Chapter 6--Aggregate Demand/Aggregate Supply Flashcards
What is the classical dichotomy?
That, in the long run, there is a separation between real and nominal variables
What is monetary neutrality?
That adjustments in the money supply only have effect on the nominal value of money, not its real value (which reflects the value people put on goods and services)
What is aggregate demand?
The real GDP demanded by all groups in the economy at a given price level
Does monetary neutrality apply to short-run changes to the economy?
No; real value appears to be affected by price level (ie. inflation and deflation) in the short-run. Aggregate demand and aggregate supply take this reality into account
How is real GDP calculated?
(Nominal GDP/Price Level Index)*100
When does the negative slope of the aggregate demand curve mean?
Price level and Real GDP demanded are inversely related
What is the interest rate effect?
A reduction in the price level causes people to convert cash into interest-bearing assets.
Price level decrease–>deflation–>real value of cash increases–>cash buys more–>people have more cash–>demand for interest-bearing assets goes up–>interest rate goes down–>people invest more cash (I)–>Real GDP demanded increases
This is one of the reasons why the aggregate demand curve is negative
What is the wealth effect?
A decrease in the price level makes consumers feel wealthier because each nominal dollar can purchase more goods and services.
Since more consumer items (C) are purchased, real GDP demanded increases
This is one of the reasons why the aggregate demand curve is negative
What is the open economy effect?
When the price level falls, the real exchange rate depreciates.
The real exchange rate is the rate at which foreign-made goods can be bought or sold for domestic-made goods
Depreciation of the real exchange rate increases the quantity of exports and increases the quantity of imports, thus increasing next exports (NX) and the real GDP demanded
This is one of the reasons why the aggregate demand curve is negative
What is aggregate supply?
The total quantity of goods and services the producers in the economy are willing and able to produce at a given price level
How does the aggregate supply curve slope?
In the short-run: upward sloping
In the long-run: there is no slope; it is a vertical line located at the economy’s potential real GDP
What is the profit effect?
That a company makes more profit (produces and sells more goods and services) when the price level increases, because of sticky wages: multi-year contracts with employees that do not fluctuate with price level.
Thus, when price level increases, the nominal amount of sticky wages stays the same though the real value of those wages decreases. Thus, employment and production become more profitable, since wage value is less.
One of the reasons why the short-run aggregate supply curve slopes upward
What is the misperceptions effect?
In the short run, producers are temporarily fooled about what is really causing price changes in the markets they sell in.
Because of this, producers respond to increases in the price level by increasing production, even though there is no change in real price.
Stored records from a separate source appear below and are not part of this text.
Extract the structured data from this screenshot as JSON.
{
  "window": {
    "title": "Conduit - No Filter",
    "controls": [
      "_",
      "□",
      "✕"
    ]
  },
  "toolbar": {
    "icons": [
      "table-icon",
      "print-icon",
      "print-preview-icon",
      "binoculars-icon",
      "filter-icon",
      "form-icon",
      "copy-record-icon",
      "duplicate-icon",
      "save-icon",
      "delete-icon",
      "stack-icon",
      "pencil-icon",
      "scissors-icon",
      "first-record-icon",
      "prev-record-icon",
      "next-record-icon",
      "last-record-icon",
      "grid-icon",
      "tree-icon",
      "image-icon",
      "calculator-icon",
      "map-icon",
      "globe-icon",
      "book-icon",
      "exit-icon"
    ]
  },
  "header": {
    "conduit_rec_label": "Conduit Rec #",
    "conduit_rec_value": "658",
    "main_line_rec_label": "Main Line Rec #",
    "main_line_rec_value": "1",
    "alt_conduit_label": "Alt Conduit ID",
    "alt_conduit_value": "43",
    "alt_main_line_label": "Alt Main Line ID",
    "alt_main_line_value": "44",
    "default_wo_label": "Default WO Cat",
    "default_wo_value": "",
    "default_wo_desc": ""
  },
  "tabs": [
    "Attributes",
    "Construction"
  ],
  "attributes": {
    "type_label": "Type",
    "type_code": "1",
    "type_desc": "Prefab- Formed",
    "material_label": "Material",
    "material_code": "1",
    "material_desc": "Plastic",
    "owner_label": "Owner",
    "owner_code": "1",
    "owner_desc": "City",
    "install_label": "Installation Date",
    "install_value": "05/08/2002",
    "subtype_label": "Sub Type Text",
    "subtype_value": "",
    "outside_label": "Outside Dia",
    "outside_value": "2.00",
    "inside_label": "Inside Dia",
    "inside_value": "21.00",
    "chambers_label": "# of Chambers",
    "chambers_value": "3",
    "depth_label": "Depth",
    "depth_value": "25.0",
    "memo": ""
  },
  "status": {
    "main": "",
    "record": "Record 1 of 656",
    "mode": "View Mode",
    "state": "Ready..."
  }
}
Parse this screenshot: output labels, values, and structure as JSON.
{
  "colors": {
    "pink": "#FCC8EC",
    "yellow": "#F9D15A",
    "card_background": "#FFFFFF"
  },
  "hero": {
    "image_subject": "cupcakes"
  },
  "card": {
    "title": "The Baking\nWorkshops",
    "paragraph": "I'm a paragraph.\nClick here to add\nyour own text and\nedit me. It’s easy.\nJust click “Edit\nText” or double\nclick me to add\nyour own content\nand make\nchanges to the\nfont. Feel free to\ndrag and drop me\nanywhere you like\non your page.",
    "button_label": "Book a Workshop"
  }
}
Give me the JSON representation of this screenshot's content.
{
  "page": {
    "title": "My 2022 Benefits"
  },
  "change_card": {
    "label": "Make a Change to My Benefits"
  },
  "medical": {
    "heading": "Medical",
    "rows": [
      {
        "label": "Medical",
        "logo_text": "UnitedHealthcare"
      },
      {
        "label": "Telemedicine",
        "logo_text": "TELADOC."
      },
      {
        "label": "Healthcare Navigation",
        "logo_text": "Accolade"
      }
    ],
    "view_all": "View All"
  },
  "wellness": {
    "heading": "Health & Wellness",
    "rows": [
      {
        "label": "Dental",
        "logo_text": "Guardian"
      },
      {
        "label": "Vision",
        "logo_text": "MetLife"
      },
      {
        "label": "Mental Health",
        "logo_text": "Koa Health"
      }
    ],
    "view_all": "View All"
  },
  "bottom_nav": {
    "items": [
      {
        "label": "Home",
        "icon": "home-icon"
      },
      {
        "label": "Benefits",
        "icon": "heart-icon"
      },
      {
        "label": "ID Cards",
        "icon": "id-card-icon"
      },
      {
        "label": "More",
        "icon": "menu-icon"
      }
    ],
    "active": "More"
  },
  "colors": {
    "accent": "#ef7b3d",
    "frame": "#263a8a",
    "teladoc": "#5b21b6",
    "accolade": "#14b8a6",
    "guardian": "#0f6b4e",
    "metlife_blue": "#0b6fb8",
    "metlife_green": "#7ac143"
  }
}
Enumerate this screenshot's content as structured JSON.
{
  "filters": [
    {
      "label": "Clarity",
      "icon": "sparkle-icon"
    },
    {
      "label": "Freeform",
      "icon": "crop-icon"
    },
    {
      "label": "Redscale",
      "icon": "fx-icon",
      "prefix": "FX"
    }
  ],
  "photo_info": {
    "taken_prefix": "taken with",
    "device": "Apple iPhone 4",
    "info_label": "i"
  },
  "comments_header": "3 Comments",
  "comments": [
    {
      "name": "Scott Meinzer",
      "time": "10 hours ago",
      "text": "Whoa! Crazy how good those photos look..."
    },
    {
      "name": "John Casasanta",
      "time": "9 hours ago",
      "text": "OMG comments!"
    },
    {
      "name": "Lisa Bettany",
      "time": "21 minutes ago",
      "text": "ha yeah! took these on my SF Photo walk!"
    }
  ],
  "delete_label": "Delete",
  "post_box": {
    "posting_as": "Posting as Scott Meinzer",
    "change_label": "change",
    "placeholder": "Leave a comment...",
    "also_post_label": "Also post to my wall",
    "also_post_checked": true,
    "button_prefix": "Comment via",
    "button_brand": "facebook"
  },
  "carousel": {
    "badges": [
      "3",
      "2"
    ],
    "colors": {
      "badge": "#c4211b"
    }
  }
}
Thus, production follows price level.
One of the reasons why the short-run aggregate supply curve slopes upward
What is the menu cost effect?
Producers do not change their prices as often as they might, because it costs to update menus and they risk hurting customer goodwill by doing so.
For example, if there is a contraction in the economy (decrease in Real GDP), prices will stay the same for a period. This means the real price of the product has increased, and customers buy less of it. So, production relative to price level goes up.
One of the reasons why the short-run aggregate supply curve slopes upward
What is the potential real GDP?
The maximum sustainable output level of an economy, given the amount of production factors available, state or technology, and formal or informal institutions that affect the economy.